If you like David Wain, you'll like 'Gail Daughtry'
Sony Pictures Classics
Maybe there’s something real to be explored about aligning fantasy and reality as an attempt to fulfill a celebrity sex pass — pretty self-explanatory — takes a woman who once wrote a column called “Why I’m never leaving this town” out of Kansas and into the very different entertainment industry world of L.A. But “Gail Daughtry and the Celebrity Sex Pass” is directed/co-written by David Wain (“Wet Hot American Summer,” “Role Models,” “Wanderlust”), so jokes take precedence over depth as the silly dominates the story, and only you know if that’s going to work on your end.
It does on mine: Though “GDATCSP” is no “WHAS,” it’s also better than “The Ten” and somewhere in the ballpark of “They Came Together,” which is neither the stuff of classics nor an hour and a half you’ll regret. Sometimes a movie is too funny for you to care if it’s also kinda working against its own premise.

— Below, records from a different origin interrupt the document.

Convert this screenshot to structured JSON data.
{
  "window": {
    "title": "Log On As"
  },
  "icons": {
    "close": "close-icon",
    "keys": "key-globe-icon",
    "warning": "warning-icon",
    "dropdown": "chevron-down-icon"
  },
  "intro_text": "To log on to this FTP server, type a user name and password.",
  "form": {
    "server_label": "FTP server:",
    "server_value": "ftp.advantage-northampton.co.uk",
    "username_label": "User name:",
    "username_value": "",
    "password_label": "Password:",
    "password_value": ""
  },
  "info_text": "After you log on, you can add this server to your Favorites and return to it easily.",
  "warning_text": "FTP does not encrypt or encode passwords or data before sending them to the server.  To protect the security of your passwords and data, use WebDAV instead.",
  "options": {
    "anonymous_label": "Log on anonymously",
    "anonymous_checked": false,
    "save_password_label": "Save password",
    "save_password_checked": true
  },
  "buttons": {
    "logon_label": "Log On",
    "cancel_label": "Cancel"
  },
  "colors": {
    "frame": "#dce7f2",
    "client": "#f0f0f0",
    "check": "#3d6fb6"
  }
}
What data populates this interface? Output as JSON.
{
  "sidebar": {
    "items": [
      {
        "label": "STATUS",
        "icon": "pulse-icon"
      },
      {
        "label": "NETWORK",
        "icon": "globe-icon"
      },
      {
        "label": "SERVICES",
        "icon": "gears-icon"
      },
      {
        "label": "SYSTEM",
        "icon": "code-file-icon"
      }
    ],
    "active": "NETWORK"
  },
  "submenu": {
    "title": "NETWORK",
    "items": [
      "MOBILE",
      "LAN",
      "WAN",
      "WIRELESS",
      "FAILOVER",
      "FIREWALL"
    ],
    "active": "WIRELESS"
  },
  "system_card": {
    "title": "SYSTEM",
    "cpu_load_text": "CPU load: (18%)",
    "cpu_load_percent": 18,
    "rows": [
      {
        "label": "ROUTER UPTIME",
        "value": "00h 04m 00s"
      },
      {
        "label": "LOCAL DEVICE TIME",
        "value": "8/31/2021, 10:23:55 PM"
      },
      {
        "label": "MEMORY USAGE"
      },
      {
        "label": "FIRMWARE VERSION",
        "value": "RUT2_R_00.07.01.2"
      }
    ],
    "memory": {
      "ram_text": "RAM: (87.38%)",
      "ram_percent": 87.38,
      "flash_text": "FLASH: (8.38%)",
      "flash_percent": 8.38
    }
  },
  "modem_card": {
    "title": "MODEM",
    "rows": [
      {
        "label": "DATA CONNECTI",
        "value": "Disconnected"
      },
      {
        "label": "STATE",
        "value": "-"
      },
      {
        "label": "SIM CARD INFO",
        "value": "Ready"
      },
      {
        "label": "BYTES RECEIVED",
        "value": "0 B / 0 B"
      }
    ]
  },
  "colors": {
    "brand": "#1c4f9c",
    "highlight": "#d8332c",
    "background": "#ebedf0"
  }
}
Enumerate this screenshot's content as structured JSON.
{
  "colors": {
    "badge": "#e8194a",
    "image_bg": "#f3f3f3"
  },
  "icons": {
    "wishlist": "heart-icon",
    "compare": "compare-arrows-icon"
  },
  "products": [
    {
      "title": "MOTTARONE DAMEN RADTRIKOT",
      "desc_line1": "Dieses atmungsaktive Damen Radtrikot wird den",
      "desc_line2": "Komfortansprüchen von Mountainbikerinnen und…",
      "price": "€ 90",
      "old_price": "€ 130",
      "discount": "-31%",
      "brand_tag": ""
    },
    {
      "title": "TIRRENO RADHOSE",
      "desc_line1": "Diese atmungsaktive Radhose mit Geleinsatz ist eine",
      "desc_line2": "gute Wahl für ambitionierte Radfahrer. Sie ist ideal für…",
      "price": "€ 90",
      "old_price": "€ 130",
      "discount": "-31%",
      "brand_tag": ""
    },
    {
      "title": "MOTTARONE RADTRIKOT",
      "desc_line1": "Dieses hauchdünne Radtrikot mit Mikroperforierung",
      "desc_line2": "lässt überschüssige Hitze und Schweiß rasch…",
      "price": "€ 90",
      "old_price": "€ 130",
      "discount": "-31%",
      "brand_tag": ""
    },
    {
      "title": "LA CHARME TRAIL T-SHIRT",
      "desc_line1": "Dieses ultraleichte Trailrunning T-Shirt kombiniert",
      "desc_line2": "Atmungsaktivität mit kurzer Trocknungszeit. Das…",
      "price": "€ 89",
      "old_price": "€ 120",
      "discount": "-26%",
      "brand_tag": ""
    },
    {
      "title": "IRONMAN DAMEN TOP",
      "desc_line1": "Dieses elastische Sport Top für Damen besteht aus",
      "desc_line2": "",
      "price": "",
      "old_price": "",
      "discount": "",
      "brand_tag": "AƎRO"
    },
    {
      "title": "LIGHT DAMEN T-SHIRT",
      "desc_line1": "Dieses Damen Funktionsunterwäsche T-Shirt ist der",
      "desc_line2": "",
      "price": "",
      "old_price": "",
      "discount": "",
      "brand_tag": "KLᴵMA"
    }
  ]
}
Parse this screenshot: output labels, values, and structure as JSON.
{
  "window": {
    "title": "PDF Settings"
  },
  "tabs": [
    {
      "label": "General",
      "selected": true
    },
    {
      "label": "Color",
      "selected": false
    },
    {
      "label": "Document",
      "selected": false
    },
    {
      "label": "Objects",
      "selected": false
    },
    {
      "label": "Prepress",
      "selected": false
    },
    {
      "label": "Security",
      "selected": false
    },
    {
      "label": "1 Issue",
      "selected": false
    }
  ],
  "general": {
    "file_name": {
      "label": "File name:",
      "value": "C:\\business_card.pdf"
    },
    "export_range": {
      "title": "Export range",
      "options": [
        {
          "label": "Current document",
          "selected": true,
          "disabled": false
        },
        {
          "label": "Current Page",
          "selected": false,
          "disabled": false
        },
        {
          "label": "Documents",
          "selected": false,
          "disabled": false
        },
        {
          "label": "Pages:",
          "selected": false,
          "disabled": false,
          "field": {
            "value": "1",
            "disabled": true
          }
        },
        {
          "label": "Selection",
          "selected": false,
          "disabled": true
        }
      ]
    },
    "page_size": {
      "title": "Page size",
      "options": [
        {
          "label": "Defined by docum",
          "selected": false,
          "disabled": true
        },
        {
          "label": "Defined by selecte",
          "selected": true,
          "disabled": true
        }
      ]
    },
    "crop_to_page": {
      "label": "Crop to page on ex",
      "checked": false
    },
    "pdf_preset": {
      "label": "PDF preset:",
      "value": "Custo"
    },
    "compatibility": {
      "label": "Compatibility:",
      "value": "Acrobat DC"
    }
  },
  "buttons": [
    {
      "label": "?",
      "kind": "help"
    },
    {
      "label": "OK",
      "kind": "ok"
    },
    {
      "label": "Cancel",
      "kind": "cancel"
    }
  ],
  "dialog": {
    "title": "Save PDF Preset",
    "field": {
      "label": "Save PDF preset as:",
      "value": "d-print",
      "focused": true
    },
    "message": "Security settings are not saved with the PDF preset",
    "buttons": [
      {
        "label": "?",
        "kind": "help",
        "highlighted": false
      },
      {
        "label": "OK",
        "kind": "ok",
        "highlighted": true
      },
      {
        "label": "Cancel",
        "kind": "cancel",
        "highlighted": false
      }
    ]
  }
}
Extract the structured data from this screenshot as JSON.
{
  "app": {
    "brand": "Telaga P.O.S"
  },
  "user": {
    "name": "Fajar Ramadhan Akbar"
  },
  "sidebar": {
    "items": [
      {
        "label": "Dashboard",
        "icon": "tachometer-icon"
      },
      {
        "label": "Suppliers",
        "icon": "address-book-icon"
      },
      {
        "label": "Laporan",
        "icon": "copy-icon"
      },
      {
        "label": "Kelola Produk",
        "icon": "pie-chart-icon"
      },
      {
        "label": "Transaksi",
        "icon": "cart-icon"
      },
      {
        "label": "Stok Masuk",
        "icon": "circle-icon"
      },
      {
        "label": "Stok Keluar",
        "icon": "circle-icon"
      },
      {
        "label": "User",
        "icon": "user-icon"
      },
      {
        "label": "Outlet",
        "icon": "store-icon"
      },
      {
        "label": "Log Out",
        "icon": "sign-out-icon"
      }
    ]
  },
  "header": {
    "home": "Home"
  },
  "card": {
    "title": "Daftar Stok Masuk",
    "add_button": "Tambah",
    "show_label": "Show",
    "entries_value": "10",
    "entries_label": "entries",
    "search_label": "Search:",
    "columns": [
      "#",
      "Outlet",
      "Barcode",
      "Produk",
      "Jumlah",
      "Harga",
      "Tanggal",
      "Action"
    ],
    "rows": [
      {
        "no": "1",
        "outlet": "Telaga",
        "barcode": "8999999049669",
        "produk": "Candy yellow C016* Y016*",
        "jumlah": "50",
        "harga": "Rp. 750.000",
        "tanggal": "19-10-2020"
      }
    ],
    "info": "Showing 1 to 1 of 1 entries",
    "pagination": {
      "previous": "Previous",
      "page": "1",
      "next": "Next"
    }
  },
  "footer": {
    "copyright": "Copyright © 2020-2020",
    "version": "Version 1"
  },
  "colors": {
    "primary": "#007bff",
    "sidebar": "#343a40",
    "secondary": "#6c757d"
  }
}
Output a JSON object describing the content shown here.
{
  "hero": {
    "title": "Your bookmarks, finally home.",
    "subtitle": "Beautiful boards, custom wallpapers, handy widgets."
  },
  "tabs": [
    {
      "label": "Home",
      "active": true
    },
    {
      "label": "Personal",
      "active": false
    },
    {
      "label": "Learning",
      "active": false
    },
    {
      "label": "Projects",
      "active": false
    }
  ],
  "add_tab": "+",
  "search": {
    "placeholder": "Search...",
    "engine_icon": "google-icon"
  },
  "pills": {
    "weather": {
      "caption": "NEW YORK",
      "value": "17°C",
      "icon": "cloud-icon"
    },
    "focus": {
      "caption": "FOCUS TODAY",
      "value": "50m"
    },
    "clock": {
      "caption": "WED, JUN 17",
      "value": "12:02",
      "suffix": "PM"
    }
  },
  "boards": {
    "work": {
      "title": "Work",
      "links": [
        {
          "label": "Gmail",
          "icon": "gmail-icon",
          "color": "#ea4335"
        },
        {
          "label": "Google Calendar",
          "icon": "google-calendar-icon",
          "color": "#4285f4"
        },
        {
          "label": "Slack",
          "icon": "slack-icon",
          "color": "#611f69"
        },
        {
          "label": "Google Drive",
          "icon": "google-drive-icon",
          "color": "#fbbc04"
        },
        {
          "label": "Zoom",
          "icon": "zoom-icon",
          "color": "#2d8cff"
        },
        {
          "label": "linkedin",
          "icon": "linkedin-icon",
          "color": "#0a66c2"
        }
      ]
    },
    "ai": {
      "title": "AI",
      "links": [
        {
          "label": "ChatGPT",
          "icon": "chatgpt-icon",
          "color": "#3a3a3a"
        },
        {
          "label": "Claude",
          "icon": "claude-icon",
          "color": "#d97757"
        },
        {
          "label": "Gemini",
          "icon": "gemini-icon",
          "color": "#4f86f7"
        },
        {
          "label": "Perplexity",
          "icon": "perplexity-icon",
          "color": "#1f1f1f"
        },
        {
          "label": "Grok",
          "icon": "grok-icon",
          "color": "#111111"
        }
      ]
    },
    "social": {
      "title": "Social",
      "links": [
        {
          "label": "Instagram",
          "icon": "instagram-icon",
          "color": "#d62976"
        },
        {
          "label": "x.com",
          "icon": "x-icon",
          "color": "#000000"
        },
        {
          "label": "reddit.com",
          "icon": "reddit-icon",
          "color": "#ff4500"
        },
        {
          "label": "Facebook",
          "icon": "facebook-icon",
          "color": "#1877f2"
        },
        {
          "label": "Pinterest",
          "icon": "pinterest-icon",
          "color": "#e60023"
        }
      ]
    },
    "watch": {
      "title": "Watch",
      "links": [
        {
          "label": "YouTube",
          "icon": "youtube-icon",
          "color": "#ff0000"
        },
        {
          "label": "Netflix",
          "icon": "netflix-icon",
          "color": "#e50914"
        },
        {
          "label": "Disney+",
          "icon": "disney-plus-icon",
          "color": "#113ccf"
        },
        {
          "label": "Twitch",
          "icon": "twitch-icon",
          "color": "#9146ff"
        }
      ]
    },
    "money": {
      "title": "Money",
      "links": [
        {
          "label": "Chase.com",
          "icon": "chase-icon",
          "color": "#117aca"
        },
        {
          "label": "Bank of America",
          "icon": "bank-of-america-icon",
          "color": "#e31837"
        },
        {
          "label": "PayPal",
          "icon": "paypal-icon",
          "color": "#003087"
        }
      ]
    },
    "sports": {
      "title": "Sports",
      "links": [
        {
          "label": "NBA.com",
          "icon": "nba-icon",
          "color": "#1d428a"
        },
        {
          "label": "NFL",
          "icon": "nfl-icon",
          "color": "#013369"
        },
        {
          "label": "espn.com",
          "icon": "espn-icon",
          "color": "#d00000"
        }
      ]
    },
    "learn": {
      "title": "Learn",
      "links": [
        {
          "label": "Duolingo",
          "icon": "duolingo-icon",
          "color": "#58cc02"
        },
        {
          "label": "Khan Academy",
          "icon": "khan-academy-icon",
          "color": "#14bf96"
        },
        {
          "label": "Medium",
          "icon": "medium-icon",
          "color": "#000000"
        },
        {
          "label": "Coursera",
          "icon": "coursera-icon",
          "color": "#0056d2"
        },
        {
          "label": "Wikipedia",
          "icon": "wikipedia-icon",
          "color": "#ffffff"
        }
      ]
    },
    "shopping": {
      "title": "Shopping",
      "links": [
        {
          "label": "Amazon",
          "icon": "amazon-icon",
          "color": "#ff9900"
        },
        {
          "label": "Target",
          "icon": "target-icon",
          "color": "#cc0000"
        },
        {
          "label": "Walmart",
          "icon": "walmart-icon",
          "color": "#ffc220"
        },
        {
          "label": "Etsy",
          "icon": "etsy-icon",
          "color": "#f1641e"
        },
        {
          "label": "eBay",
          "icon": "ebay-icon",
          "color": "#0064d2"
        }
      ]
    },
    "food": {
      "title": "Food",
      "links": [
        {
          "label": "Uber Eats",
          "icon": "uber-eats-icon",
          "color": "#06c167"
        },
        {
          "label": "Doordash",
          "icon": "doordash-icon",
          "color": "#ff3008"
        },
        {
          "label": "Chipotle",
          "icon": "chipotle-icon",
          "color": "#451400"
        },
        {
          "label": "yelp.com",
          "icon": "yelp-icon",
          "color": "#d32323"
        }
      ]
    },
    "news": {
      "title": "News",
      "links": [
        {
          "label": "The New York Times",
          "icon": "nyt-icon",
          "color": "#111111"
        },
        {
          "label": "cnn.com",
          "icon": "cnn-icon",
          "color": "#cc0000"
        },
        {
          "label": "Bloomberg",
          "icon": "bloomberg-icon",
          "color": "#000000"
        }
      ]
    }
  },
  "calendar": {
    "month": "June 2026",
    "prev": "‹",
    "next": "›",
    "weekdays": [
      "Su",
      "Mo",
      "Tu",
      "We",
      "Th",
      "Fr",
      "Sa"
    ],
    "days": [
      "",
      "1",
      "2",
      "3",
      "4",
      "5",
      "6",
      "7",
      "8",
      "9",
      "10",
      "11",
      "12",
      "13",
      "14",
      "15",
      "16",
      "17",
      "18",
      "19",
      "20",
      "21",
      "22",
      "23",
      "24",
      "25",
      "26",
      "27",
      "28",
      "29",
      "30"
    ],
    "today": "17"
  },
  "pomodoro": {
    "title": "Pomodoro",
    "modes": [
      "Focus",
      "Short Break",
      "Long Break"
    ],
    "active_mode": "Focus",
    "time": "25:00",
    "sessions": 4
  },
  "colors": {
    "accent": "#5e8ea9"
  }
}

Because “Gail Daughtry” is very directly more “The Wizard of Oz” than any sort of commentary on modern relationships or monogamy or celebrity or really much of anything. After her fiancé (Michael Cassidy) sleeps with Jennifer Aniston following a book signing (Aniston’s delivery of the world’s most basic recipes is excellent), Gail (a very appealing Zoey Deutch) heads to L.A. with her hair salon colleague/Toto anagram Otto (Miles Gutierrez-Riley) and progressively gathers a trio of supporters (Ben Wang, co-writer Ken Marino, and, yes, John Slattery) not so much needing a heart, brain, and courage but the hope and optimism of Gail’s perpetually sunny nature. She’s gleefully confident she’ll be able to find and sleep with the Wizard — wait, not the Wizard; I meant Jon Hamm — and the movie gets far more mileage from Gail’s cheerful journey than the weak and obligatory goons (Joe Lo Truglio, Mather Zickel) on her tail after an airport briefcase mix-up.
So, instead of a fish out of water story, or even a lighthearted look at turning a long-term commitment into an even longer one, “Gail Daughtry” is a goofy adventure with the brains of “Hall Pass” but way more big laughs. No point in spoiling any of those here; just remember that the best comedies sometimes make you crack up and care but there’s plenty of value in just being a hoot. And it’s still fun to see what good stuff is in a mixed bag.